Gore now says (just weeks before the tax credits for ethanol are up for renewal) that corn-based ethanol isn't the way to go after all. "It is not a good policy to have these massive subsidies for first generation ethanol," said Gore. "First generation ethanol I think was a mistake. The energy conversion ratios are at best very small."

He also blamed the lobbyists working for ethanol companies for keeping the ineffective, expensive subsidy program going.

But wait. Didn't Al Gore once loudly trumpet ethanol as an energy-efficient fuel, one that government desperately needed to get behind? Wasn't he once standing arm in arm with those lobbyists he now denounces?


But, in a shockingly candid moment (here's what happens when you don't have handlers and a teleprompter), Gore admitted his former position was not based on solid scientific evidence. And it didn't represent the kind of careful, responsible, disinterested decision one hopes for in leadership.
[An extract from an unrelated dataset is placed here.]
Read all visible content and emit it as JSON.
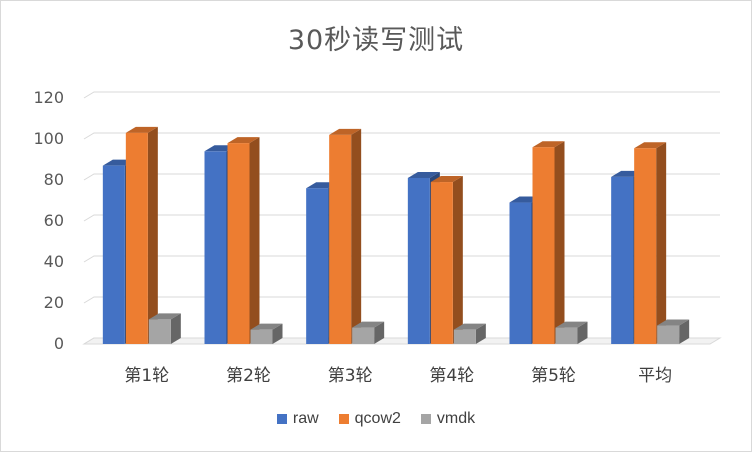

"One of the reasons I made that mistake is that I paid particular attention to the farmers in my home state of Tennessee, and I had a certain fondness for the farmers in the state of Iowa because I was about to run for president."

In other words, Al Gore's ethanol support was a matter of the most petty political pandering. Principles, facts and the good of the people be damned -- Gore was looking for votes! And he was willing to say anything in order to get them.

And this guy nearly became our President?

Thank the Lord for those hanging chads.